Kirsten Hassenfeld, Installation in progress, 2007
The fall season is big time this year, and it kicked off early with the blockbuster navel-gazer Red Hot: Asian Art Today at the Museum of Fine Arts. With the Chronicle giving collector Robert Chaney (no relation to Dick) blowjobs in print, attendance has been up; I hope the same is true for sales at the eight or so galleries the museum encouraged to dive into contemporary Chinese and Japanese art. Unfortunately lacking the collusion of the MFAH show, Nexus Texas at the Contemporary Arts Museum puts Texans at the fore- hopefully they’ll sell some work down the road because of the show. The buzz is hot around El Franco Lee II, a University of Houston graduate who paints scenes from Houston rap and basketball folklore with a flat, naïve style and an almost religious reverence; both T.I. sucker-punched by Lil’ Flip and Big Moe sippin’ on some syrup in his Escalade are deified by this rising star artist.
Another emerging talent is having her first solo show this fall, as Lisa Marie Godfrey moves into the limelight with an opening September 14th from 6-9 pm at Domy Books. Godfrey draws copious amounts of ghosts, piles of intestines and landscapes all in her endearing, lilting lines and soft pastel watercolors.
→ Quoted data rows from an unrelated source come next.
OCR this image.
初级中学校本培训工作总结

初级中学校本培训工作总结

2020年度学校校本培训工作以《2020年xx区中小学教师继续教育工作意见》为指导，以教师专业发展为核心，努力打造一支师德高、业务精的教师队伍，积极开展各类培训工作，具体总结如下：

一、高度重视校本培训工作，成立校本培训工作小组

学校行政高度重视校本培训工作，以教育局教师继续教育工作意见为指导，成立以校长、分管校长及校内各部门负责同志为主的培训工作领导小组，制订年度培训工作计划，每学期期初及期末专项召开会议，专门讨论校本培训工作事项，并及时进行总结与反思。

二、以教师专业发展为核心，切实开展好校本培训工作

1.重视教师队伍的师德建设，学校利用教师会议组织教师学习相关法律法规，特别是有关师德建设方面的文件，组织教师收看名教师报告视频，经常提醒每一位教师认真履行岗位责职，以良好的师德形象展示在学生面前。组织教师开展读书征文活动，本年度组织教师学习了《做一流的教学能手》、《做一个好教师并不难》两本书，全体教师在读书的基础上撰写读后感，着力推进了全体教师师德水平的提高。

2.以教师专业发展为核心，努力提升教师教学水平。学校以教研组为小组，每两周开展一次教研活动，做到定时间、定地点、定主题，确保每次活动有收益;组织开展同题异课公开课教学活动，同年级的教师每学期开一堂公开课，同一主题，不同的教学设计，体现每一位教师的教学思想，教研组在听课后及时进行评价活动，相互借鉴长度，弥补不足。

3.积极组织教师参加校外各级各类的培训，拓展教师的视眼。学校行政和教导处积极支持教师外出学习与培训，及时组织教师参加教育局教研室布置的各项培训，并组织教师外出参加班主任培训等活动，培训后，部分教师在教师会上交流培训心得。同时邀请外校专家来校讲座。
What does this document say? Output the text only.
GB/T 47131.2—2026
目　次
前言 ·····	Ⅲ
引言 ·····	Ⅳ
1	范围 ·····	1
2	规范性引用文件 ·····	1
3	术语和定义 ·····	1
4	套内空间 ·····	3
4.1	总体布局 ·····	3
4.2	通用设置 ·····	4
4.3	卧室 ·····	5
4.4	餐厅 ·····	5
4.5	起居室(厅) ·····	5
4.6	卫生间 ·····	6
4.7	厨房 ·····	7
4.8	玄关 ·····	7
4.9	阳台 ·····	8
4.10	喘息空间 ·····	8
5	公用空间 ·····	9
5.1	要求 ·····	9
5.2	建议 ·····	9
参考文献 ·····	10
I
Stop by the bookstore on the corner of Westheimer and Dunlavy to find out about their upcoming movie nights too!
On September 8th from 6-9pm the new exhibit at the Blaffer Gallery of University of Houston arrives, look for French artist Jean Luc Mylayne and his gigantic photographs as he focuses on Fort Davis, Texas in a new series- his first American solo exhibition. Also on display, Amy Sillman’s oil on canvas works attempt to make a case for ‘painterly’ paintings by channeling Cezanne and German Expressionism.
Over at
Rice University, the gallery continues to stay a step ahead of the rest of the city with innovative installation artists. September 27th their latest exhibit opens; a stunning collection of translucent paper sculptures by Kirsten Hassenfeld. Referencing giant droplets of water or the onion domes of Russian and Arabic religious architecture, Hassenfeld brings her experience seducing collectors and curators at the Armory and NADA art fairs to Houston in her largest installation to date. Lessons From Below, a take on the Menil Collection’s large holdings of art, focuses on juxtaposing ephemera from the civil rights movement with African tribal art, Native American Hopi masks and figures and one of Warhol’s Mao silkscreens. Art collective Otabenga Jones has scoured the treasure troves of the museum in search of divisive racial politics “to mess wit whitey.” Weekly classroom sessions will focus on politics, poetry, racial identity and hip hop. Opens Thursday September 13th, classroom events will continue through October and November.